Währenddessen schulterte Agatha ihre vollen Wasserkrüge.
„Da muss ich dir zustimmen. Am Anfang habe ich immer nur von meinen geliebten Mann Arno und meinen Kindern geträumt, wie sie um mich weinten und trauerten. Ich träumte von Arnos Tod auf dem Schlachtfeld nur wenige Jahre, nachdem ich selbst gestorben war und wie meine Kinder unter den Baronen der Gegend als Pagen und Mündel verteilt wurden. Meine kleine Susanna war erst elf und wurde einem widerlichen Mann vermählt, der ihr Großvater hätte sein können und der sie sehr schlecht behandelte.“
Die schöne Blondine wischte sich eine Träne von der Wange, lächelte jedoch.
„Aber nachdem er starb, träumte ich nicht mehr von ihr und ich hoffe, dass das bedeutet, dass es ihr danach gutging.“
Unvermittelt sprang ich auf und nahm ihr einen Krug ab. „Soll das bedeuten, wir träumen von dem wirklichen Leben der Lebenden?“
„Zum Teil. Ich träume aber auch davon, wie Ansphal die Menschen im Ikenwald quält. Was er mit den Frauen macht, die er fängt, während er nach mir sucht.“ Agatha verstummte. „Ich habe auch gesehen, was er dir angetan hat. – Manchmal denke ich, ich sollte mich ihm einfach stellen, damit der Spuk ein Ende hat.“
„Agatha“, begütigend legte ich meine Hand auf ihren Unterarm, „dieser Mann wird niemals aufhören, andere zu quälen. Und sieh, mir ist doch nichts geschehen.“ Ich lächelte.
„Aber warum nicht?“
Stirnrunzelnd dachte ich nach.
„Du weißt nicht, was geschah, nachdem er mich angefasst hat?“
Sie schüttelte den Kopf. „Ich sah nur, dass er dich … anfasste …“
Ein Ausdruck wie ‚begrapschen‘ wäre ihr nie über die Lippen gekommen.
„… und dann endete der Traum.“
Das glimpfliche Ende hatte sie also nicht gesehen und auch nur die unglücklichen Momente im Leben ihrer Familie. Glück zu sehen, blieb uns anscheinend verwehrt. Aber ich hatte heute Nacht doch einen glücklichen Wilm und eine überglückliche Annamaria in ihrer Hochzeitsnacht gesehen. Und noch jetzt brachte mich der Gedanke daran dazu, mit den Zähnen zu knirschen und mir zu wünschen, meine ehemals beste Freundin zu erwürgen.

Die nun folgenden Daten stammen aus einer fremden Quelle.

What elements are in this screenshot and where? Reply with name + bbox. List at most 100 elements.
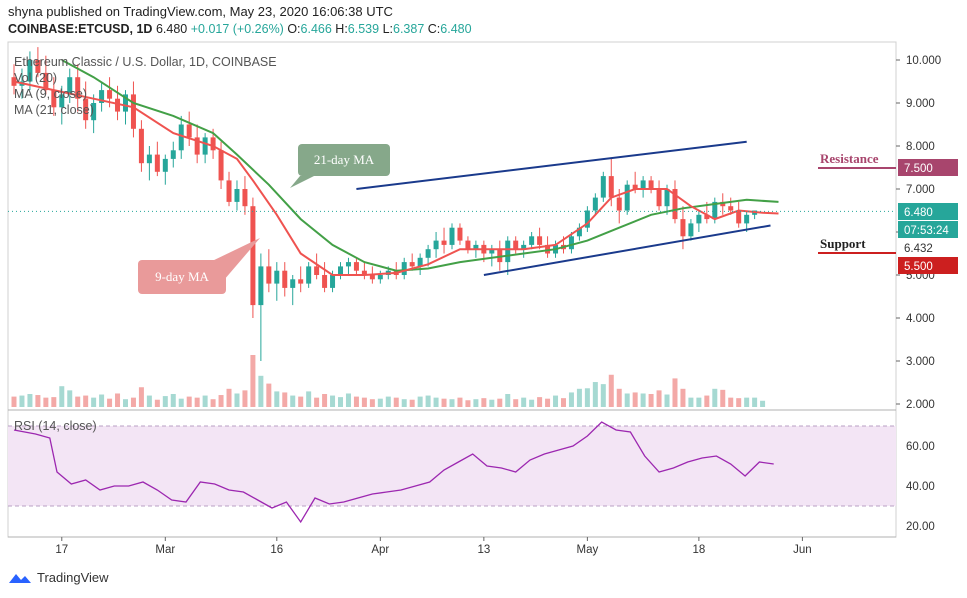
volume-bar [720, 389, 726, 407]
support-price-tag-bg [898, 257, 958, 274]
volume-bar [361, 397, 367, 407]
candle-body [441, 240, 447, 245]
candle-body [465, 240, 471, 250]
candle-body [576, 227, 582, 237]
candle-body [330, 275, 336, 288]
ma9-callout-label: 9-day MA [155, 269, 209, 284]
volume-bar [672, 378, 678, 407]
volume-bar [664, 394, 670, 407]
chart-title: Ethereum Classic / U.S. Dollar, 1D, COIN… [14, 55, 277, 69]
volume-bar [290, 395, 296, 407]
volume-bar [545, 398, 551, 407]
volume-bar [27, 394, 33, 407]
volume-bar [704, 395, 710, 407]
symbol-ohlc-bar: COINBASE:ETCUSD, 1D 6.480 +0.017 (+0.26%… [8, 22, 472, 36]
candle-body [529, 236, 535, 245]
volume-bar [385, 396, 391, 407]
resistance-price-tag: 7.500 [904, 163, 933, 175]
volume-bar [712, 388, 718, 407]
candle-body [377, 275, 383, 280]
candle-body [67, 77, 73, 95]
volume-bar [465, 400, 471, 407]
candle-body [608, 176, 614, 198]
volume-bar [369, 399, 375, 407]
volume-bar [744, 397, 750, 407]
candle-body [369, 275, 375, 280]
ma21-line [61, 59, 779, 272]
volume-bar [306, 391, 312, 407]
volume-bar [51, 397, 57, 407]
volume-bar [393, 397, 399, 407]
volume-bar [648, 394, 654, 407]
candle-body [656, 189, 662, 207]
volume-bar [250, 355, 256, 407]
resistance-price-tag-bg [898, 159, 958, 176]
volume-bar [75, 396, 81, 407]
candle-body [545, 244, 551, 254]
volume-bar [417, 396, 423, 407]
volume-bar [122, 399, 128, 407]
candle-body [624, 184, 630, 211]
volume-bar [19, 395, 25, 407]
tradingview-footer[interactable]: TradingView [8, 570, 109, 585]
volume-bar [680, 388, 686, 407]
volume-bar [210, 399, 216, 407]
volume-bar [242, 390, 248, 407]
volume-bar [115, 393, 121, 407]
candle-body [505, 240, 511, 263]
candle-body [186, 124, 192, 138]
ma-price-tag-bg [898, 240, 958, 256]
candle-body [497, 249, 503, 263]
candle-body [457, 227, 463, 241]
ma21-callout-box [298, 144, 390, 176]
volume-bar [138, 387, 144, 407]
channel-lower-line [483, 224, 771, 276]
volume-bar [529, 399, 535, 407]
candle-body [290, 279, 296, 288]
candle-body [83, 98, 89, 121]
volume-bar [656, 390, 662, 407]
y-tick-label: 7.000 [906, 184, 935, 196]
low-value: 6.387 [393, 22, 425, 36]
candle-body [521, 244, 527, 250]
resistance-label: Resistance [820, 151, 879, 166]
candle-body [75, 77, 81, 99]
candle-body [250, 206, 256, 306]
candle-body [258, 266, 264, 306]
rsi-legend: RSI (14, close) [14, 419, 97, 433]
brand-name: TradingView [37, 570, 109, 585]
volume-bar [481, 398, 487, 407]
volume-bar [553, 395, 559, 407]
x-tick-label: Mar [155, 544, 175, 556]
x-tick-label: 16 [270, 544, 283, 556]
candle-body [640, 180, 646, 189]
volume-bar [266, 383, 272, 407]
candle-body [744, 214, 750, 224]
volume-bar [314, 397, 320, 407]
volume-bar [170, 394, 176, 407]
volume-bar [154, 399, 160, 407]
volume-bar [616, 388, 622, 407]
volume-bar [576, 388, 582, 407]
price-change: +0.017 (+0.26%) [190, 22, 284, 36]
candle-body [107, 90, 113, 99]
volume-bar [107, 398, 113, 407]
candle-body [170, 150, 176, 159]
close-value: 6.480 [440, 22, 472, 36]
volume-bar [226, 388, 232, 407]
y-tick-label: 8.000 [906, 141, 935, 153]
candle-body [59, 94, 65, 108]
candle-body [338, 266, 344, 275]
candle-body [115, 98, 121, 112]
volume-bar [298, 396, 304, 407]
candle-body [138, 128, 144, 164]
rsi-line [13, 421, 774, 524]
candle-body [600, 176, 606, 198]
candle-body [584, 210, 590, 228]
candle-body [130, 94, 136, 129]
volume-bar [497, 398, 503, 407]
volume-bar [584, 388, 590, 407]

Sie hatte mir alles genommen, was ich geliebt hatte!
„Agatha, mir ist nichts geschehen. Veith kam und rettete mich. Es ging alles gut.“
Schweigend wanderten wir den Weg zu ihrer Höhle zurück. Immer wieder hatte ich mich in den letzten Tagen zu ihr geschlichen, um ein Stündchen oder zwei mit ihr zu verbringen, wenn die Männer unterwegs waren und niemand meine Abwesenheit bemerkte. Da sich meine Fähigkeiten mehr und mehr verstärkten und verbesserten, konnte ich das Putzen und Wäschewaschen in wenigen Minuten erledigen. Nur das Kochen machte ich auf altbewährte Art, damit weder Veith noch einer der anderen Männer auf meine Zauberkünste aufmerksam wurde. Und auch die Illusion hatte ihre Grenzen. Veith war wieder vollkommen genesen, doch seine Heilung hatte acht volle Tage in Anspruch genommen und diesen Zeitraum hatten weder ich, noch er selbst verkürzen können. Irgendwie gelang es Agatha auch nicht, Wasser innerhalb der Höhlen in ihre Krüge zu zaubern und ich hatte festgestellt, dass sie in vierhundert Jahren der Einsamkeit ihre Künste wundersam perfektioniert hatte.